Lo scorso anno, un altro formidabile giocatore cresciuto nell'Università cattolica di Notre Dame, Manti Te'o vide la propria quotazione crollare quando un compagno di squadra alluse alla possibilità che fosse gay. Fu poi ingaggiato comunque, dal club di San Diego, dove ha giocato a un prezzo molto più basso.

Ma la domanda alla quale nessuno osa ancora rispondere è se il pubblico, i consumatori insaziabili di sport che hanno fatto del football l'intrattenimento televisivo più seguito e ricco d'America, sia pronto ad accettare questo insulto alla rappresentazione massima della virilità gladiatoria in elmetto e corazza.

Alcuni dirigenti, sotto anonimato, bisbigliano scuse di spogliatoi e di docce, cercano di spiegare che sarebbero i compagni di squadra a sentirsi a disagio, a non accettare quell'ingranaggio diverso nella macchina umana che è un team di football, dunque a rendere meno. Citano il caso di un giocatore dei Miami Dolphins, Jonathan Martin, tormentato dai compagni perché considerato troppo gentile nonostante i suoi 140 chili per quasi due metri.

«Quei giocatori che neppure sanno di avere diviso per anni lo stesso spogliatoio, le stesse docce, gli stessi gabinetti con compagni di squadra gay, senza rendersene conto » ride triste Chris Kluwe, già calciatore per il club del Minnesota e oggi attivista Lgbt che accusa i dirigenti di averlo cacciato per il suo essere gay.

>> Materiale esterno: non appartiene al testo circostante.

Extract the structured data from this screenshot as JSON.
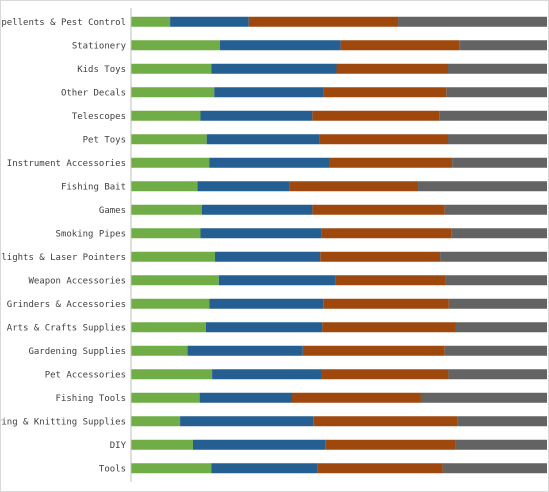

La verità, più semplice, si riassume in una parola: marketing. La Lega Football, che da questo 2014 spartirà fra i suoi 32 club 39 miliardi di dollari, più gli incassi da biglietti e da paccottiglia assortita con i simboli della squadra, vive nel terrore che un giocatore apertamente gay sia il granello di sabbia che blocca l'ingranaggio perfetto della macchina per soldi.

I compagni di squadra di Michael Sam, che hanno diviso con lui stanze nel dormitorio, spogliatoi, trasferte, dal Missouri, sapevano tutto da tempo e non ne avevano mai parlato. «Affari suoi» ha detto il giocatore che gli stava al fianco e divideva la trincea settimanale di uno sport brutale, che già al livello del college produce più infortuni che ogni altro sport di squadra. Uno sport nel quale la carriera professionistica dei mille e seicentonovantasei eletti nei team della Nfl ha una durata media di tre anni e mezzo, secondo il sindacato dei giocatori.

Per questo - negandolo - gli scout cercano di frugare in ogni angolo della vita dei giovani prescelti per entrare nel paradiso dei pro. Dopo averli misurati e cronometrati come cavalli, domandano se gli piacciano le ragazze, se abbiano una fidanzata o una moglie, vogliono sapere chi sia lei, per avere conferma dei suoi orientamenti. Vengono tollerati nel nome del talento, della forza, della velocità, della capacità di reggere alle ferite e alle botte, reati comuni, figli seminati a caso, violazioni di regolamenti e talvolta di codici penali, ma nessuno ha mai finora accettato pubblicamente di ingaggiare un "faggot", un frocio, nello slang più volgare.

Michal Sam sarebbe, forse sarà, il primo. Lo sapremo in maggio quando la pesca, il "draft" delle nuove leve, avverrà e lui attenderà accanto al telefono aspettando e vedendo scivolare via il proprio futuro. Non sarebbe certamente il primo gay in campo o negli spogliatoi, come vari ex pro hanno rivelato a fine carriera, e come ha fatto Jason Collins, già professionista di basket, ora disoccupato. Ma sarebbe il primo a essere stato abbastanza uomo per dire al mondo di essere omosessuale.